Integrante do Legião Urbana convoca artistas a driblar a caretice e investe em outras frentes
Este é o ano de dado Villa-Lobos. O guitarrista do Legião Urbana completou meio século de vida, enquanto o disco de estreia da banda, homônimo, fez 30 anos. Além de produzir a trilha sonora de um novo filme, ele encontrou tempo para participar de uma bem-sucedida regravação de “Exagerado”, de Cazuza, e para lançar a
autobiografi a Memórias de um Legionário. Pela primeira vez, um integrante do Legião narra em livro os bastidores do grupo de Brasília que, capitaneado por Renato Russo, vendeu mais de 25 milhões de discos.
Como é ter meio século de vida e ter passado mais da metade desse tempo trabalhando com música?
Ah, eu pensava assim: “Pô, tá na hora de me aposentar” [risos]. Mas é incrível, realmente, dar esse valor, essa retrospectiva toda. Foram três anos fazendo o livro, e ao completar 50 anos o livro sai e você percebe realmente tudo o que aconteceu. Tive que viver um momento muito intenso da transformação social, política e cultural desse país.

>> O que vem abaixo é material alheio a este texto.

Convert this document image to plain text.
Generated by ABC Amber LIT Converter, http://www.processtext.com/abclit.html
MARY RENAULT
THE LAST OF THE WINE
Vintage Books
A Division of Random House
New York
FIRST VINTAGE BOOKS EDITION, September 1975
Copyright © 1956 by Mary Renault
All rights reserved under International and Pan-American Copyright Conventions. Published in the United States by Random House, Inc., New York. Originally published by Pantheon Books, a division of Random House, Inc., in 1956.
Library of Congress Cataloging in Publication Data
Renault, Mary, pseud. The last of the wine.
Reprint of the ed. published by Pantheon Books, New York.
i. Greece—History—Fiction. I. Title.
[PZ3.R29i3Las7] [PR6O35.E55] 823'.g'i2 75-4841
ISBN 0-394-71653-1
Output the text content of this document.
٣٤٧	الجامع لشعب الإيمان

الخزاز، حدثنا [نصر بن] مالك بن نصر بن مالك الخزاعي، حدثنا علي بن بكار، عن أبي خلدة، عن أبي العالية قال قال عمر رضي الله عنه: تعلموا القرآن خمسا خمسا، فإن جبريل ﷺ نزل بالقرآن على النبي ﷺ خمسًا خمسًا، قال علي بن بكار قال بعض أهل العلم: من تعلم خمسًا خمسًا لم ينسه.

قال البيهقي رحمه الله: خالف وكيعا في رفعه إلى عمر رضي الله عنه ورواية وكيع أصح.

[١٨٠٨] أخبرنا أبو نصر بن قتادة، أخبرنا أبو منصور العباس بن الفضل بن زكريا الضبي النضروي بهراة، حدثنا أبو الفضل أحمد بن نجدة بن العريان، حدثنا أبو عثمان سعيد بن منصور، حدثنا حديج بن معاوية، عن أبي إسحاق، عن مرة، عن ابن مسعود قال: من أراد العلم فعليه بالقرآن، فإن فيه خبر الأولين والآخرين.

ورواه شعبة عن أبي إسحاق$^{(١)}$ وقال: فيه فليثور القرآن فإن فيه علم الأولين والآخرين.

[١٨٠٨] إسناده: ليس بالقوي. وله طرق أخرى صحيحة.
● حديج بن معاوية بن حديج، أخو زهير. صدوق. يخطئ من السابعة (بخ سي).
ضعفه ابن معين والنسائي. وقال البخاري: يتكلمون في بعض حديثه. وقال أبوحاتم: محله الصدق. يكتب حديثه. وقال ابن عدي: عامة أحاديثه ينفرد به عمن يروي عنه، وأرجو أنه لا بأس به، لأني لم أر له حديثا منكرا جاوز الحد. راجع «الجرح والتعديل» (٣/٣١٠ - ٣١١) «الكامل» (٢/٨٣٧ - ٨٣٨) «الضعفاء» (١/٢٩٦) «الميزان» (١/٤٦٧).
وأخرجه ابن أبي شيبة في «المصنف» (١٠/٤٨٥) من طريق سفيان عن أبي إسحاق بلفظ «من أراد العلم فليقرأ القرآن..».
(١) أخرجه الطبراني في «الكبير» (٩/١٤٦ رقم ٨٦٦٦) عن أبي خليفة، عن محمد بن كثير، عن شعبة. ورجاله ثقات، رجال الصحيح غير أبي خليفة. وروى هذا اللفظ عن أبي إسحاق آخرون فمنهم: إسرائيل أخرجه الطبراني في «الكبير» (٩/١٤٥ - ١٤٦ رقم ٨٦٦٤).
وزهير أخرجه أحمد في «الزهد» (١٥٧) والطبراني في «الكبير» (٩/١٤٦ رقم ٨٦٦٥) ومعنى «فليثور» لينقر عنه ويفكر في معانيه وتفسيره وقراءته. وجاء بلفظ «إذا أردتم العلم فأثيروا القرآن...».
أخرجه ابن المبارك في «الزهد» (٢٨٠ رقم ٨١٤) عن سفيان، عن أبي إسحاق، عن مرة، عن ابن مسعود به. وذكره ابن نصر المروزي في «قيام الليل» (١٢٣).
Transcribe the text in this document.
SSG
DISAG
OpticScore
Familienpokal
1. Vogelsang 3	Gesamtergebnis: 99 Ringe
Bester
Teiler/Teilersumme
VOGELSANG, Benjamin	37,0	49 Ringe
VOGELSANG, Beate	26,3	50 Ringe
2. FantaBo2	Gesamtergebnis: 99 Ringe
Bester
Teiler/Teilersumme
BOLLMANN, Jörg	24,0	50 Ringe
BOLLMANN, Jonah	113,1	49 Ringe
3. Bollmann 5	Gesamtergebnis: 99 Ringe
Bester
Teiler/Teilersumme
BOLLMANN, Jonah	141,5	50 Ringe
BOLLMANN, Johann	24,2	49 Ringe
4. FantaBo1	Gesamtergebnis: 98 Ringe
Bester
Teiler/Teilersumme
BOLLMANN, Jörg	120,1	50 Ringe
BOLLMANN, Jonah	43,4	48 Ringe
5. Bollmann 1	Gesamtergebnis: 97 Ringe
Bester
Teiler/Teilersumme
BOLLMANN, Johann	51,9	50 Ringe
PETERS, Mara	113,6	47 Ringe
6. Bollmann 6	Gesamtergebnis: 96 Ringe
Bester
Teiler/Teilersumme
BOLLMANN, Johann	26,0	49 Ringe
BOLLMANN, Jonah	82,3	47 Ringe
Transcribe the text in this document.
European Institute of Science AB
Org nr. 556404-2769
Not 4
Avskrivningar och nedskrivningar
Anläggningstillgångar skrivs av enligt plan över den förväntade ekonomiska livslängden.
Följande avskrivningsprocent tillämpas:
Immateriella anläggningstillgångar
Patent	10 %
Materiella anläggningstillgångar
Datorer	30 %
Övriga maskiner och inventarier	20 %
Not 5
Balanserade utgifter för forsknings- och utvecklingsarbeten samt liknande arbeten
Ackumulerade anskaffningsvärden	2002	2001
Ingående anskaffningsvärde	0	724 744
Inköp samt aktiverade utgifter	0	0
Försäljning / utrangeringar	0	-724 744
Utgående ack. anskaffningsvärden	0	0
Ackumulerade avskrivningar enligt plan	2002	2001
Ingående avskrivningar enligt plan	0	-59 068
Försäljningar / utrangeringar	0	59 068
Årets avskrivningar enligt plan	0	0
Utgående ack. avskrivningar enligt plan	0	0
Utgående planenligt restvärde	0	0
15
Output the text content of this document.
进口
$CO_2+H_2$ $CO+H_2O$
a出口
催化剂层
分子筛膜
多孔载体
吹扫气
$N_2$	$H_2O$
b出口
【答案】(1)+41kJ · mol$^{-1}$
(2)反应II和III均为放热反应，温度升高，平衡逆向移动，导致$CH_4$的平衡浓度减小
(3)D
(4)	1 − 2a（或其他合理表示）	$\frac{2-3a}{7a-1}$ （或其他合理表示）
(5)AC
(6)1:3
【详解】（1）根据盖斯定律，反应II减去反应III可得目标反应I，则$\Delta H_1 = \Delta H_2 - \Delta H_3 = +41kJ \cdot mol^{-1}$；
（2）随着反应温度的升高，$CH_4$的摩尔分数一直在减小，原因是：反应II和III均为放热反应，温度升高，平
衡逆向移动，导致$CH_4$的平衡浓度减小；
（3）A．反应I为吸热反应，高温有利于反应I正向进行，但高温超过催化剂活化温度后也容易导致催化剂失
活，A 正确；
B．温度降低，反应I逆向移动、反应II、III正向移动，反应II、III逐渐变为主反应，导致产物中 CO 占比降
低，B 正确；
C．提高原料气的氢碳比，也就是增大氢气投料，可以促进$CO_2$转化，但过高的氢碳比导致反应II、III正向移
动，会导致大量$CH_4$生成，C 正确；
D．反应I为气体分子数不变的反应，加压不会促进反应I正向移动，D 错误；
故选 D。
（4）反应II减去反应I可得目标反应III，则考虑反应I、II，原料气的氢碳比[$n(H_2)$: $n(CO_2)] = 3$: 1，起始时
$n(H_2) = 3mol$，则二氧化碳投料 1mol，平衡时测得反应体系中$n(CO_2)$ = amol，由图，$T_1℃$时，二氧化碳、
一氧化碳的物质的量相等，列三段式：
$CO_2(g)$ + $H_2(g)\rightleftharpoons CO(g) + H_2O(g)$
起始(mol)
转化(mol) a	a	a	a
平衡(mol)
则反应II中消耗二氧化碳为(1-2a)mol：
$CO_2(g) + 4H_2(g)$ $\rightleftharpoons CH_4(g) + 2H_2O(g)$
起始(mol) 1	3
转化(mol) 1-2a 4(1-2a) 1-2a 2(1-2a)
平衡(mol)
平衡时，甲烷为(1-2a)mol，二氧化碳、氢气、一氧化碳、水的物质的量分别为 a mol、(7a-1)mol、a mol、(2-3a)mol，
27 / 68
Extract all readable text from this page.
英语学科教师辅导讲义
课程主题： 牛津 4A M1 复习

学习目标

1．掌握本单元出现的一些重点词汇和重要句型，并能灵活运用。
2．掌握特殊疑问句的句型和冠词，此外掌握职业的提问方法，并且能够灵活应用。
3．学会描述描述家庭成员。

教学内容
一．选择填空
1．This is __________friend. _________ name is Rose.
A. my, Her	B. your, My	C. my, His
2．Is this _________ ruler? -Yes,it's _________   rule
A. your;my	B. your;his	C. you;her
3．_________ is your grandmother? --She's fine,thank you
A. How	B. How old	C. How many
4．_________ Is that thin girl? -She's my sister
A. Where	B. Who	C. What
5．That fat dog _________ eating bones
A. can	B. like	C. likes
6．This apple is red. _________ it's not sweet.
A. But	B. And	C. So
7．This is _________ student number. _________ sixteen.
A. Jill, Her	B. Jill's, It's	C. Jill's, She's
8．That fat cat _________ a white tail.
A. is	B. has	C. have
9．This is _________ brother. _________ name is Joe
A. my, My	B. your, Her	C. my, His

Você esteve na linha de frente da renovação musical brasileira durante a redemocratização. Trinta anos
depois, que país é esse?
A gente vinha de uma ditadura,então a necessidade da liberdade de expressão era muito forte. Paradoxalmente, hoje, que vivemos em plena democracia, estamos em um momento social muito careta! Falta gente no meio da música ou, sei lá, da veia cultural, para falar alguma coisa. Não dá para uma rede de TV como a Globo cortar cenas de um casal homossexual de duas velhinhas porque uma igreja reclamou. E tem a maconha, o aborto, a redução da maioridade penal, que acho um absurdo. A questão é simples: educação. Ensinar, criar e proteger as pessoas com educação, não com presídios. O Brasil não está querendo discutir o Brasil. Estamos fugindo das questões primordiais.
Como foi regravar “Exagerado” com João Barone, Liminha e Kassin?
É muito louco ouvir a voz do Cazuza. O cara cantava muito, interpretava muito, foi incrível e muito interessante ouvir a alegria dele cantando, a disposição dele. Foi emocionante.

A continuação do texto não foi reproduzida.